Vielleicht tut es not, in dieser Liste auf den Umstand hinzuweisen,
daß die Digitalisierung alter Drucke und Handschriften die Arbeit am
Original keineswegs immer ersetzt: wie soll man Untersuchungen zum
Wasserzeichen, zum Papier, zu den Tinten usw. an einer digitalen
Reproduktion vornehmen? Mehr noch: wie will man garantieren, daß die
Farben bei den Miniaturen usw. auch wirklich echt sind, wenn man sie
auf dem Bildschirm sieht? Und vor allem: Die Digitalisierung bricht
mit der Materialität des überlieferten Buches, das als ein
Sammelobjekt eben gerade auch wegen all der materiellen Qualitäten
gesammelt wurden, die ihm anhaften. Der Text des Werkes, Satzspiegel,
Buchmalerei und Einband gehen dabei mit der Sammlung insgesamt eine
Synthese ein, die durch die Digitalisierung zerstört wird.
Was man statt dessen erhält, ist im besten Falle eine Art Fernsehbuch,
das weniger zeigt als ein Faksimile.
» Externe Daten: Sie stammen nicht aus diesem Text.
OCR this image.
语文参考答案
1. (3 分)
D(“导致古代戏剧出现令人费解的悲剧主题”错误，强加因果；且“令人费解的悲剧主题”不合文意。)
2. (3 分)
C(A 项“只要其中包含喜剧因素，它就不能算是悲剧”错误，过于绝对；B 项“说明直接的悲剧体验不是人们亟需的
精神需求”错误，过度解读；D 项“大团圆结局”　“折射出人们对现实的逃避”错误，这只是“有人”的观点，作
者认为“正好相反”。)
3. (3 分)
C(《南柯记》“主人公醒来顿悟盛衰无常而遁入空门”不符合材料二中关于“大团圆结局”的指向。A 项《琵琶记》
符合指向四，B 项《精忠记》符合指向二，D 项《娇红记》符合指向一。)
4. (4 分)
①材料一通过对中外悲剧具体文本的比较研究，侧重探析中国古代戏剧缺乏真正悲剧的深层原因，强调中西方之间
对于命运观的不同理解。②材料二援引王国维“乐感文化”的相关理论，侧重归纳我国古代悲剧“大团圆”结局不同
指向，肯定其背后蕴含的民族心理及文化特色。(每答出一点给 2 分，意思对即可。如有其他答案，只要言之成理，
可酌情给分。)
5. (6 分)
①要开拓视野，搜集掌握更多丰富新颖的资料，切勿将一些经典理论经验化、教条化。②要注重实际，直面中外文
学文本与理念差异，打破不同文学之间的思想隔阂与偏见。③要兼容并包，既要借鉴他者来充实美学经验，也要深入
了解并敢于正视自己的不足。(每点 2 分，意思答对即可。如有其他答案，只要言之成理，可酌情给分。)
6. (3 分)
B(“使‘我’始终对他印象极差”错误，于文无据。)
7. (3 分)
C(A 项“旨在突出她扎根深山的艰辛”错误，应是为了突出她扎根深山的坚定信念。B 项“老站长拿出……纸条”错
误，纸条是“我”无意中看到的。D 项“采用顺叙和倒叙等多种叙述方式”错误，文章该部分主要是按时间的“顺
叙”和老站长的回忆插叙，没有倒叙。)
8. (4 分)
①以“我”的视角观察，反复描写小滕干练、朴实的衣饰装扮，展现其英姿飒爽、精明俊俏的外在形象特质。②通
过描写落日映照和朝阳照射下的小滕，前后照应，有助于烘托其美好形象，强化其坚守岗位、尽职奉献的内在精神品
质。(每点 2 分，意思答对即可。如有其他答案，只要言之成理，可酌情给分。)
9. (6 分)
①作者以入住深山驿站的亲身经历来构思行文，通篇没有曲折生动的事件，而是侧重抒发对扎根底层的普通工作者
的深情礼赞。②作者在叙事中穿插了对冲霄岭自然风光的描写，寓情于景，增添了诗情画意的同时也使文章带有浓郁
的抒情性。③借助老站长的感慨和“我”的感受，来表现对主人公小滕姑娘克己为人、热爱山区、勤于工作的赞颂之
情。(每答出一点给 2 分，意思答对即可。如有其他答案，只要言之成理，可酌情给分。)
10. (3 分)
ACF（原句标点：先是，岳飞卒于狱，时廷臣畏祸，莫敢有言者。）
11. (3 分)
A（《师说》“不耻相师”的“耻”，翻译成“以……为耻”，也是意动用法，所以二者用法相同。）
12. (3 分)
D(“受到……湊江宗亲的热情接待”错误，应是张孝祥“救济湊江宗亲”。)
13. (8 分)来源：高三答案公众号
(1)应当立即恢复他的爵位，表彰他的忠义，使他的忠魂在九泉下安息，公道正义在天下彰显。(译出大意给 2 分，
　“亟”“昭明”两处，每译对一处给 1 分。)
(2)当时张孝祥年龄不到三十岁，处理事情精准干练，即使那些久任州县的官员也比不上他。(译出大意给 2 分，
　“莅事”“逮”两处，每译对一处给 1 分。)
Denn das Faksimile erhält ja die
Materialität des ursprünglichen Objektes. Solche Fernsehbücher mögen
ihre Notwendigkeit haben, ein Ersatz sind sie nicht.
Unverständlich ist mir auch die Unterscheidung Umstätters zu Kulturgut
und Kulturwert: wenn ein in privater Hand befindliches Kulturgut einen
Kulturwert besitze, dann sei es nur noch bedingt privates Eigentum. Wo
bitte soll hier denn die Grenze verlaufen? Wenn die Laßbergische
Sammlung als Schenkung nach Donaueschingen kam, dann ist das doch wohl
eine Sache zwischen Laßberg (bzw. seinen Erben) und den Fürstenbergern
gewesen. Zu beklagen gibt es hier wie in anderen Fällen nur die
mangelnde Bereitschaft der öffentlichen Hände, im Verkaufsfalle
zuzugreifen. Aber, um eine Bemerkung aus einer anderen Liste
hierherzusetzen: über diese mangelnde Bereitschaft dürfen sich die
fleißig digitalisierenden Bibliothekare ja auch nicht wundern, die in
diversen Expertengremien den Politikern von der Zaubermacht der
Digitalisierung flüstern. Wer so spricht, hat das Buch als materielles
Objekt samt seinem komplexen kulturgeschichtlichen Zusammenhang
innerlich ja schon verabschiedet. Weinen hilft dann nicht. Es sind
Krokodilstränen.
Ihr
Uwe Jochum
Listeninformationen unter http://www.inetbib.de.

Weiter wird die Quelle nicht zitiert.